Page:Revue philosophique de la France et de l’étranger, tome XXVIII, 1889.djvu/239

La bibliothèque libre.
Le texte de cette page a été corrigé et est conforme au fac-similé.
229
BÉNARD.la mimique dans le système des beaux-arts

C’est le problème que la science a dû chercher à résoudre et dont on a cru, en effet, avoir trouvé la solution.

Le but serait atteint, dit-on, si, parmi les arts considérés jusqu’ici comme accessoires, mixtes, auxiliaires et subordonné, il en est un qui n’ait pas été estimé à sa juste valeur et dont le propre soit précisément de combler le vide entre les deux groupes ou séries. Cet art, c’est la mimique, art généralement classé par les théoriciens de l’art parmi les autres arts comme simple auxiliaire, en particulier de la musique, de Part théâtral et de l’art oratoire. À ce titre, les esthéticiens des diverses écoles l’ont relégué à un rang inférieur, comme ayant un rôle mixte et subordonné. Selon eux, il ne doit nullement figurer dans la catégorie des arts principaux, libres et indépendants. Il s’agit de le réintégrer, de lui rendre la place et le rang qui lui appartiennent. Lui seul peut rétablir la symétrie et compléter le système.

Cette conception n’est pas nouvelle. En Allemagne, plusieurs esthéticiens distingués : Fr. Thiersch, Krüge, Krause, Köstlin, etc., avaient déjà attribué ce rôle à la mimique, comme art intermédiaire, sans s’expliquer assez clairement ni suffisamment justifier ce rôle[1]. En France, parmi les écrivains célèbres qui ont traité de l’art philosophiquement on pourrait citer Lamennais qui émet, dans sa Philosophie de l’art (ch.  vi), la même opinion. D’autres[2], sans se prononcer aussi nettement, paraissent se ranger de cet avis.

Pour nous, nous le disons nettement d’avance : l’opinion ancienne et commune reste aussi la nôtre. Nous persistons à regarder la mimique comme un art secondaire, n’ayant d’importance véritable que comme auxiliaire des autres arts, de l’art théâtral, de la musique, etc.
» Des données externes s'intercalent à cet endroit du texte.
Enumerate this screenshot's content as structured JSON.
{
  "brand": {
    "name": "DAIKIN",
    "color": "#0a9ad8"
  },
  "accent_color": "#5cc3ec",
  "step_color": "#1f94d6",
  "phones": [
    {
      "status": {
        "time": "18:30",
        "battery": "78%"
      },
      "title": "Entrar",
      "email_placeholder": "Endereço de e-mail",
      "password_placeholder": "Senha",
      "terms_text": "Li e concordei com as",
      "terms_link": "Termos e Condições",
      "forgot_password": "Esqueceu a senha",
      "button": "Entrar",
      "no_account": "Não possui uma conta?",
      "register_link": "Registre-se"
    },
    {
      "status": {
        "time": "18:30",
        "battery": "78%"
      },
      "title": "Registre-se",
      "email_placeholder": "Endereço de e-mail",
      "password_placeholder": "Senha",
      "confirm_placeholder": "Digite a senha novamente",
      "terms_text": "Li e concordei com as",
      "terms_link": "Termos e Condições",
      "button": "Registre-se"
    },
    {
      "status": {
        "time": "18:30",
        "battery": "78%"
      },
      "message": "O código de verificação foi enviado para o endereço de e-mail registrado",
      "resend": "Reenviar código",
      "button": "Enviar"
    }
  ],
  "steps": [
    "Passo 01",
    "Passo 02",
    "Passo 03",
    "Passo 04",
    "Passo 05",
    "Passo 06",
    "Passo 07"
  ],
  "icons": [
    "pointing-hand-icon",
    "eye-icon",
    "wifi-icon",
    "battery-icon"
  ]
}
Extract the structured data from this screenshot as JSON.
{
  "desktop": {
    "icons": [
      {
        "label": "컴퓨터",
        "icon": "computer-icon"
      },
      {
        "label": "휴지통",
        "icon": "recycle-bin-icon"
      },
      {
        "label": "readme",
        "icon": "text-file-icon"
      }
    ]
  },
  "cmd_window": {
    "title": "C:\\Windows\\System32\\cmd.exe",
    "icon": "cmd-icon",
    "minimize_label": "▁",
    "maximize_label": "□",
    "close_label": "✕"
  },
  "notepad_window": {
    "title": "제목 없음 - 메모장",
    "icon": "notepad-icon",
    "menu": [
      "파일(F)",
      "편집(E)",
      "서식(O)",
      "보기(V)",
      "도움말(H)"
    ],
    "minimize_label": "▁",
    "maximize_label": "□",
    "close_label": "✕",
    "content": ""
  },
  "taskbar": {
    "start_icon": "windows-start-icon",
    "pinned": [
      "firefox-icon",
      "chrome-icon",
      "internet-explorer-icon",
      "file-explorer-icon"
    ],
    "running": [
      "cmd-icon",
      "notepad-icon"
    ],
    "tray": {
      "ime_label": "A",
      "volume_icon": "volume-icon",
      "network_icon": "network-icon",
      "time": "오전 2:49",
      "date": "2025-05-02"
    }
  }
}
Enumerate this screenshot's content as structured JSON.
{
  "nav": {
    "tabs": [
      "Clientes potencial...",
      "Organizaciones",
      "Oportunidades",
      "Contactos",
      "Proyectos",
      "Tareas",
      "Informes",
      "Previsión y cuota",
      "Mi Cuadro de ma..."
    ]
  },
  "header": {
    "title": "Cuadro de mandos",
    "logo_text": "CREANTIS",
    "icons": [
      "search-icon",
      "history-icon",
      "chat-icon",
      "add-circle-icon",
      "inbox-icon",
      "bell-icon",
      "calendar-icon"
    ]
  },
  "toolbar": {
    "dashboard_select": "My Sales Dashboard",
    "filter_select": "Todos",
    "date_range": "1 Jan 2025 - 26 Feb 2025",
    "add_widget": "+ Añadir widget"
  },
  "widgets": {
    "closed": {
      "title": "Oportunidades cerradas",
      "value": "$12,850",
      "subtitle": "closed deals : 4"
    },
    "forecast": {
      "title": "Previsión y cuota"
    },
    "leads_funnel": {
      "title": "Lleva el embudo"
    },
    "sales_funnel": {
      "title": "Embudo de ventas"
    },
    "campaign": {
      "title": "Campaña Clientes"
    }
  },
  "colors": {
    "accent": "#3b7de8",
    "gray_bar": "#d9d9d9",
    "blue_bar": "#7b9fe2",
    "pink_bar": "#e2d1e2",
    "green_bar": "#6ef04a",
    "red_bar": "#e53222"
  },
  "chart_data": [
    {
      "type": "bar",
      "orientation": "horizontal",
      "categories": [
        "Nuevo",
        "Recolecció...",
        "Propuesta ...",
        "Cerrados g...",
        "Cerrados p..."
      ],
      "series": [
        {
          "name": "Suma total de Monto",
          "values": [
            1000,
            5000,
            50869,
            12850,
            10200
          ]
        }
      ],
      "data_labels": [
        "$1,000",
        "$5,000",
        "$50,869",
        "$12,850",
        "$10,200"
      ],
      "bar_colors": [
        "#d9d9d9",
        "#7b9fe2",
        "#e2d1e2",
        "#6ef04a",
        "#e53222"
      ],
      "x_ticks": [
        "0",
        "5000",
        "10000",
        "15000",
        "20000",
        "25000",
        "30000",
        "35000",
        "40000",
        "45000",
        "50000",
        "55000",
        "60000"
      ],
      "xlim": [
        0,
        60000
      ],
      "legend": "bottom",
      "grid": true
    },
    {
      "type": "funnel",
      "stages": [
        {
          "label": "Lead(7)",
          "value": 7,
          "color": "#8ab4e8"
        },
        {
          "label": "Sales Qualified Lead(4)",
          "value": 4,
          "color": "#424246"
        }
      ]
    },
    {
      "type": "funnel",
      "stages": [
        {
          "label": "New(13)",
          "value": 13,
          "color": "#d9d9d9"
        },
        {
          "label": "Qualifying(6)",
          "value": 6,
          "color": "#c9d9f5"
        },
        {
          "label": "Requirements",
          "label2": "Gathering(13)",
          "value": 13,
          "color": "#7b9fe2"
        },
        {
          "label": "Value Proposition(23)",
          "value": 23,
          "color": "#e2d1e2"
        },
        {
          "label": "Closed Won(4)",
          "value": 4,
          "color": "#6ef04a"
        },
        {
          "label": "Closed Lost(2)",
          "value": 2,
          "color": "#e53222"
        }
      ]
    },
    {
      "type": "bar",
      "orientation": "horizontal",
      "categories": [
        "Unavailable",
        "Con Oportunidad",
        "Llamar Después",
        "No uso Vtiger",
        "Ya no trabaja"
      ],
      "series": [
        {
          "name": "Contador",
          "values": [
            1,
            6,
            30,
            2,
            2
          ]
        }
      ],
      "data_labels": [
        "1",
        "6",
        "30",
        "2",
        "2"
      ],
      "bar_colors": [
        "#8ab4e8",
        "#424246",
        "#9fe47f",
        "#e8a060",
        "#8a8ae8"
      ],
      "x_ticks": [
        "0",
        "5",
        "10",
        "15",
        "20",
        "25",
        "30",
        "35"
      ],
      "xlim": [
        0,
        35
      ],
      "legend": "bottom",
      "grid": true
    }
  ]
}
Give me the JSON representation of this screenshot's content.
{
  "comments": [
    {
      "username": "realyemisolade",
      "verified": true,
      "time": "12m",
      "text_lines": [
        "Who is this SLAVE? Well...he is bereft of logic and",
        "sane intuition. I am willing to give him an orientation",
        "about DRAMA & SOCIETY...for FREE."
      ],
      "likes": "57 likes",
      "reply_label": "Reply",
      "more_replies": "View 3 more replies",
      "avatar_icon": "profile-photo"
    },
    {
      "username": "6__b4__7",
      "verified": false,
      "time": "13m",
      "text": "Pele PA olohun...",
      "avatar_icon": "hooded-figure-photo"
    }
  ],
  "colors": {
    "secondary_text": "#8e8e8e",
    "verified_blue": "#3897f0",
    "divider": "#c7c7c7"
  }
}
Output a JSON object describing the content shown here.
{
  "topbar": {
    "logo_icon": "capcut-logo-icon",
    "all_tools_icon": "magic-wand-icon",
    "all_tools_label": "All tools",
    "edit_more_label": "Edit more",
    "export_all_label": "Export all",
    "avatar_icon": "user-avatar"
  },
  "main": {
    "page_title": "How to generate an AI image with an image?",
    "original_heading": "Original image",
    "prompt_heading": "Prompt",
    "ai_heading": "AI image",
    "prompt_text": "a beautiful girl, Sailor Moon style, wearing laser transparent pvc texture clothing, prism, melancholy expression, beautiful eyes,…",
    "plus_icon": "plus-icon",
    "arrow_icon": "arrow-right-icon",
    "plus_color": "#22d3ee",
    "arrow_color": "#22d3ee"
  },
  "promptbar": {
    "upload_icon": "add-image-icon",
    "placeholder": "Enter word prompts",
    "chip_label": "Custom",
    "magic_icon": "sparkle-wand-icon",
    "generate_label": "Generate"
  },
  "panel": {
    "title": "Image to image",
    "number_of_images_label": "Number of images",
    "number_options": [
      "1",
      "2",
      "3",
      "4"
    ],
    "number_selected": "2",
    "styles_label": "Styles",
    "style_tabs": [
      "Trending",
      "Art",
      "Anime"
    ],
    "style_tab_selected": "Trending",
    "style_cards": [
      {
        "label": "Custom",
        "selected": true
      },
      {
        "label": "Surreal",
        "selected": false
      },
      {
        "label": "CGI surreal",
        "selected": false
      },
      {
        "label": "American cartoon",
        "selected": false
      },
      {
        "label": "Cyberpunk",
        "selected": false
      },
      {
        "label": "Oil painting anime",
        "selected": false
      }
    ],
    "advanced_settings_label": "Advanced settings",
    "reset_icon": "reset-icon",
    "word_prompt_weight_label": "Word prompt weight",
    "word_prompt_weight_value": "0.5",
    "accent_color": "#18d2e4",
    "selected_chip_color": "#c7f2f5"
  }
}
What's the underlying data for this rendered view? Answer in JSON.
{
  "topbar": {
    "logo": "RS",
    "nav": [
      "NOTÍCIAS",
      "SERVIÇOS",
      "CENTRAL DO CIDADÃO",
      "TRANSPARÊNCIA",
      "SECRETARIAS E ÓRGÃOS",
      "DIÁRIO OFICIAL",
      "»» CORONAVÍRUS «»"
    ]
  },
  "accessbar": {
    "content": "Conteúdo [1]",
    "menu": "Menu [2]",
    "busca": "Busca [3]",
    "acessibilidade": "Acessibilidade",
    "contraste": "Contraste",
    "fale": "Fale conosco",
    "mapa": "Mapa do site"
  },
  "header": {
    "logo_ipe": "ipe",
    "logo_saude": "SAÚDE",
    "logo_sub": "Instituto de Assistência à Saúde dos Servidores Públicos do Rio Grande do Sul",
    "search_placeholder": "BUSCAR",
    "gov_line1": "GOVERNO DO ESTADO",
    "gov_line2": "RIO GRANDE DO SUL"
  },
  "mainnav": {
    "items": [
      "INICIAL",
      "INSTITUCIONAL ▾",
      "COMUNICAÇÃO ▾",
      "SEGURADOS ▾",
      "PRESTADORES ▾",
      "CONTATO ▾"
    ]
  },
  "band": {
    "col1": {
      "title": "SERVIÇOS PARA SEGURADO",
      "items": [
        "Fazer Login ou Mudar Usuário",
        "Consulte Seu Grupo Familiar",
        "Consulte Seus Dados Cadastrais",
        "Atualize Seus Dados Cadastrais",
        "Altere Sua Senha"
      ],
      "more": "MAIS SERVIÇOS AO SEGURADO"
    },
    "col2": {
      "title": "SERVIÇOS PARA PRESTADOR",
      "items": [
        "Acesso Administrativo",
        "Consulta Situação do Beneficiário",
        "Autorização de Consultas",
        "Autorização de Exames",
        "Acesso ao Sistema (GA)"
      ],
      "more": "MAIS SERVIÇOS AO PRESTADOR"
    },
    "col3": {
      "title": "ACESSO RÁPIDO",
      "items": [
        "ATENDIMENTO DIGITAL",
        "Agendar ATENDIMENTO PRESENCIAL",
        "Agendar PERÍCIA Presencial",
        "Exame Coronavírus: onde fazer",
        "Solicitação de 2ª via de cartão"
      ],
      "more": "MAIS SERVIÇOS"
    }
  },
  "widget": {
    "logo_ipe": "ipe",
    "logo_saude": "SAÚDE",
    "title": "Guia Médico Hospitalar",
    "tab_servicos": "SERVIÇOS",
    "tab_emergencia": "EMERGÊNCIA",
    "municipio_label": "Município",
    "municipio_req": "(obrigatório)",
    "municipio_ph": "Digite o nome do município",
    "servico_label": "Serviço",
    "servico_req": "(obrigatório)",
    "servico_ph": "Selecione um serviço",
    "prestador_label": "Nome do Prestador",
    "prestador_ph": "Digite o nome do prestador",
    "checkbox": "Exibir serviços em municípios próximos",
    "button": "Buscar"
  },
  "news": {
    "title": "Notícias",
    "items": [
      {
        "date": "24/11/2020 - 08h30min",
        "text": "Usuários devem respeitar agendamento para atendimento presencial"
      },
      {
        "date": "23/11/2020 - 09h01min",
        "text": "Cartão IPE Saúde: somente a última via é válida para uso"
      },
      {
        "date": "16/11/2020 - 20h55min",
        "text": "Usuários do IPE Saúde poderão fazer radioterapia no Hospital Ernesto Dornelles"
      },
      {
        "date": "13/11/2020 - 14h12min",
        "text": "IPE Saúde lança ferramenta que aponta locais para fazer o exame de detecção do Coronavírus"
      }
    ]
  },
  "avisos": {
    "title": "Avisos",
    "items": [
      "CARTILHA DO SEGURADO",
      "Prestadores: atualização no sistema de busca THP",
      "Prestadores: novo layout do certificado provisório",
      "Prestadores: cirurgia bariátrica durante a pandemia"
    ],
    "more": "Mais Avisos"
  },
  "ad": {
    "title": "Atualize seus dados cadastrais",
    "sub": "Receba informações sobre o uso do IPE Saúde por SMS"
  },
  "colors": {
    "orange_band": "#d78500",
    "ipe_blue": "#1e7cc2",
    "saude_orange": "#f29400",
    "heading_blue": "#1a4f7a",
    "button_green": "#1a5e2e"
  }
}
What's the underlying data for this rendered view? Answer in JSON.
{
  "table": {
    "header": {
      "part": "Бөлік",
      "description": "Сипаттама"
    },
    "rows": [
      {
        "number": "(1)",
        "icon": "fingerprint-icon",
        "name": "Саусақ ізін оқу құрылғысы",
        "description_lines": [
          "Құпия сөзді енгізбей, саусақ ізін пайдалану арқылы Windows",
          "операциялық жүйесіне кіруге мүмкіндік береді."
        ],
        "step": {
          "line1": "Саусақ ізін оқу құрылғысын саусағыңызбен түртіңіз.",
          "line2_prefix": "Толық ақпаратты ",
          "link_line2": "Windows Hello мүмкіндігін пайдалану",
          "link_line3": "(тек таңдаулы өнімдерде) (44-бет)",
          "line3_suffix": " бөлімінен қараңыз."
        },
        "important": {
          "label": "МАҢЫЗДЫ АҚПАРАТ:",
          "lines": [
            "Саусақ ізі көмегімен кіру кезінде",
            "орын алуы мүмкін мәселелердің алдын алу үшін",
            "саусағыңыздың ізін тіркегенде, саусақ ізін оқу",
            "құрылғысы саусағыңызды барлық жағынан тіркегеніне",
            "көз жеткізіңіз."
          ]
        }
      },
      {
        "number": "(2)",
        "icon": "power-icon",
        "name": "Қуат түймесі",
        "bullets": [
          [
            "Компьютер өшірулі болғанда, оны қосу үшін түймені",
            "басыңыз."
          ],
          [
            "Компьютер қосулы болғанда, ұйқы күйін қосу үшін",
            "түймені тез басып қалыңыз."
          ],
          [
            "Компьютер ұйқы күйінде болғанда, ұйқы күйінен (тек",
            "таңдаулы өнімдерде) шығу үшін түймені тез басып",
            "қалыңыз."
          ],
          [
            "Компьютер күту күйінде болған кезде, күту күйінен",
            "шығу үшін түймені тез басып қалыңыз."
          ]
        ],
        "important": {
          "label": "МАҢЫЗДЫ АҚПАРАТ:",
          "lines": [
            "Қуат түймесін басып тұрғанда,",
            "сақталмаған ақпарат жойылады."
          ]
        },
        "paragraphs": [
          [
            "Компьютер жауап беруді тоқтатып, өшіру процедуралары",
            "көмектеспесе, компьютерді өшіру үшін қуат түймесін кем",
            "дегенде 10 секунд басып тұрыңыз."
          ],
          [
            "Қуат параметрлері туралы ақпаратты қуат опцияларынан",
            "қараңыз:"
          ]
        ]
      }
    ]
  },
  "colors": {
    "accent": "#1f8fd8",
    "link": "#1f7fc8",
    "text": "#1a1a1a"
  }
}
À ce titre, elle rend de grands services et leur est même nécessaire ou indispensable ; mais elle ne peut prendre rang parmi les beaux-arts comme art principal, libre et indépendant ; ou alors sa place est très inférieure dans l’échelle des arts.

La question à laquelle les tendances de l’art dramatique ne sont pas sans prêter un caractère d’actualité, mérite d’être approfondie et discutée. Nous l’essayerons dans cette étude. Elle nous fournira l’occasion de mettre en relief la nature de cet art, la mimique, de marquer son étendue et ses limites, de faire ressortir ses avantages et ses défauts. On verra par là pourquoi et comment il ne saurait

  1. Il faut y ajouter M. Schasler qui, dans son Histoire de l’esthétique et dans un écrit spécial (System der Künste, 1882), soutient avec conviction cette thèse et dont nous aurons à apprécier les raisons.
  2. Ch. Lévêque, la Science du Beau, 3e partie, ch.  v, 202, 2e édit. — Sully Prudhomme, De l’expression dans les beaux-arts.